Tensor-decomposition techniques for ab initio nuclear structure calculations. From chiral nuclear potentials to ground-state energies

The impact of applying state-of-the-art tensor factorization techniques to modern nuclear Hamiltonians derived from chiral effective field theory is investigated. Subsequently, the error induced by the tensor decomposition of the input Hamiltonian on ground-state energies of closed-shell nuclei calculated via second-order many-body perturbation theory is benchmarked. With the aid of the factorized Hamiltonian, the second-order perturbative correction to ground-state energies is decomposed and the scaling properties of the underlying tensor network are discussed. The employed tensor formats are found to lead to an efficient data compression of two-body matrix elements of the nuclear Hamiltonian.

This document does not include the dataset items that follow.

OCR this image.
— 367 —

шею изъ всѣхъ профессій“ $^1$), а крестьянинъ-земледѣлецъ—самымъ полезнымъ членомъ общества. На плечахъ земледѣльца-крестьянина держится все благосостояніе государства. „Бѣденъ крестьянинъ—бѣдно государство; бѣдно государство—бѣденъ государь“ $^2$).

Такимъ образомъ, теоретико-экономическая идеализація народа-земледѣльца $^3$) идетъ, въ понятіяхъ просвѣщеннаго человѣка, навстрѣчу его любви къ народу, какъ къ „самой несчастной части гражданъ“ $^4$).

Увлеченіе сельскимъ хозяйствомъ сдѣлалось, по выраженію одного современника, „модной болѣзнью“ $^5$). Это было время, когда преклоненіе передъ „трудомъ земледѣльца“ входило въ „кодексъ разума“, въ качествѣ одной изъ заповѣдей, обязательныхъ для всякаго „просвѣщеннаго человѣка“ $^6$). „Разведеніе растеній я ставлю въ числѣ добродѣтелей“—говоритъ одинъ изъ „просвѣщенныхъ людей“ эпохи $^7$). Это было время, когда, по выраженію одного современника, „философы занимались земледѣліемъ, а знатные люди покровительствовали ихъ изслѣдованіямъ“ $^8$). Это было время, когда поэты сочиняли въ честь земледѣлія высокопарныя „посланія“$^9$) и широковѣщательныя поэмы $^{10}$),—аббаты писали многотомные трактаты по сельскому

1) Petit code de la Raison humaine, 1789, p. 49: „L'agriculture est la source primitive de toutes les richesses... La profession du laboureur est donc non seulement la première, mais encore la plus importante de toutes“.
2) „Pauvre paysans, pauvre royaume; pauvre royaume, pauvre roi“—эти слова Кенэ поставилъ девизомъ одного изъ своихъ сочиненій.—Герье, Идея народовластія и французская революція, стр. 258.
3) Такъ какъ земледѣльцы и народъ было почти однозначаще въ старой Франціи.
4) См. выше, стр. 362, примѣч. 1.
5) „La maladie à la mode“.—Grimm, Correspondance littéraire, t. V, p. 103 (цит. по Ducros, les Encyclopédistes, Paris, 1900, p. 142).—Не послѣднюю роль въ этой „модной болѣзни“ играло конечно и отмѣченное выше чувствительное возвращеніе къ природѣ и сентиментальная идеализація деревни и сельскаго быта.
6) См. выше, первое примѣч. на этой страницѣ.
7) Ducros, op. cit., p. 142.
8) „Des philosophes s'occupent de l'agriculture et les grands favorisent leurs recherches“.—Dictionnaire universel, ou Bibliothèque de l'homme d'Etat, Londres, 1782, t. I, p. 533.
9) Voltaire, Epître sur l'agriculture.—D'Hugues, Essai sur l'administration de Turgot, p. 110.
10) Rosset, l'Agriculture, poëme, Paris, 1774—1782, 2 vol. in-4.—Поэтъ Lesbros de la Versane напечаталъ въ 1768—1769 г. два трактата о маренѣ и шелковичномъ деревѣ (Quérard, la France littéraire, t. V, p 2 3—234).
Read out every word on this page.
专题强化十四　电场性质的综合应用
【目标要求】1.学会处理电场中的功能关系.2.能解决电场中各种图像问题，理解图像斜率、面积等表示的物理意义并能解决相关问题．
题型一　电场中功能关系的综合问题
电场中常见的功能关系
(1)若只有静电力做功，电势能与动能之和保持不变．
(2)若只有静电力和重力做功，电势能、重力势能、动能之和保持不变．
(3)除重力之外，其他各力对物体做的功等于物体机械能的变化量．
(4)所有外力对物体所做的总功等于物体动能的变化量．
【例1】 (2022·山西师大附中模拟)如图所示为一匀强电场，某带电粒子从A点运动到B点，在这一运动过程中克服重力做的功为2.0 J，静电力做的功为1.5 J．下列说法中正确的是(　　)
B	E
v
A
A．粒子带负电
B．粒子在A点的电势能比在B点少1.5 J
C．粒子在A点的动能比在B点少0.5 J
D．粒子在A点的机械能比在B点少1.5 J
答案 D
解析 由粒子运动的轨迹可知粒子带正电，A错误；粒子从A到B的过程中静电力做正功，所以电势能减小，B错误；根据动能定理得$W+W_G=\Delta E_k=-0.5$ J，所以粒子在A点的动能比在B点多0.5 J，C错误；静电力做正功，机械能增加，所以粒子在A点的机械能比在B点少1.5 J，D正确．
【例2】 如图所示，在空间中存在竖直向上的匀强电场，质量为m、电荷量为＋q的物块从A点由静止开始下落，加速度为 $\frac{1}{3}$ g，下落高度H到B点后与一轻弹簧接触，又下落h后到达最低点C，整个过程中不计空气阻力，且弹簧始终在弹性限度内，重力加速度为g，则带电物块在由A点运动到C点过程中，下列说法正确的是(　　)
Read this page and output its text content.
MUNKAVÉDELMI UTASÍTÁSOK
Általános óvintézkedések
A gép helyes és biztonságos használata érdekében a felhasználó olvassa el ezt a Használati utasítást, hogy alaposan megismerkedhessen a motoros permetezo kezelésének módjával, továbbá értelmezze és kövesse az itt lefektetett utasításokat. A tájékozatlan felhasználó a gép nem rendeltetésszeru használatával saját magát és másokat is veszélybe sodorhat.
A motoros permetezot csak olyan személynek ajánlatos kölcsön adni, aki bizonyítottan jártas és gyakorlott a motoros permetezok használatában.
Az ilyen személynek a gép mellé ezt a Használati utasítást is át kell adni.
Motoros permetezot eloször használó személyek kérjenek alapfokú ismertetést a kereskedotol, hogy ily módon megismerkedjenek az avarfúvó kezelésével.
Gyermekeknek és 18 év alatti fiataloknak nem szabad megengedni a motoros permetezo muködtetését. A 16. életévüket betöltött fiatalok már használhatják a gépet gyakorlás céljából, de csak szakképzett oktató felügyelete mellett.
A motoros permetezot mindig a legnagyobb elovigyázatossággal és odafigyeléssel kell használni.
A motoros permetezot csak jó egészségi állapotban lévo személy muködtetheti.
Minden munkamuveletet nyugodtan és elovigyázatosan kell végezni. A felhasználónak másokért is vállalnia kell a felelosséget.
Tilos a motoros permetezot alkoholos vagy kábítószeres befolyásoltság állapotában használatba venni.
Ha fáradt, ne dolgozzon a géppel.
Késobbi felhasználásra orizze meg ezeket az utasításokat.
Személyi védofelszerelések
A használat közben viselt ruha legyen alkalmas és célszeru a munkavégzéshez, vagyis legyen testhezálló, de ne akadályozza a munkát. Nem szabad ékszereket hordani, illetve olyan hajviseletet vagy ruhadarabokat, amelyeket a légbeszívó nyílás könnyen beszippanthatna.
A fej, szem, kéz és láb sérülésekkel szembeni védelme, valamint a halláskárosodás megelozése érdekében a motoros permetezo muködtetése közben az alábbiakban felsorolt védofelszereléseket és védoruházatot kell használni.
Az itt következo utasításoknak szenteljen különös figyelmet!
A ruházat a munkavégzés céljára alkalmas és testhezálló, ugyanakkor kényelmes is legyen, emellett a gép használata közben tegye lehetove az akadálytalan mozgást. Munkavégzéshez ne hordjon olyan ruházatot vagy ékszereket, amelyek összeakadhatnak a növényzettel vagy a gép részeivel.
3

In particular, the sophisticated \emph{tensor hypercontraction} (THC) scheme yields low tensor ranks with respect to both harmonic-oscillator and Hartree-Fock single-particle bases. It is found that the tensor rank depends on the two-body total angular momentum $J$ for which one performs the decomposition, which is itself directly related to the sparsity the corresponding tensor. Furthermore, including normal-ordered two-body contributions originating from three-body interactions does not compromise the efficient data compression. Ultimately, the use of factorized matrix elements authorizes controlled approximations of the exact second-order ground-state energy corrections. In particular, a small enough error is obtained from low-rank factorizations in $^{4}$He, $^{16}$O and $^{40}$Ca.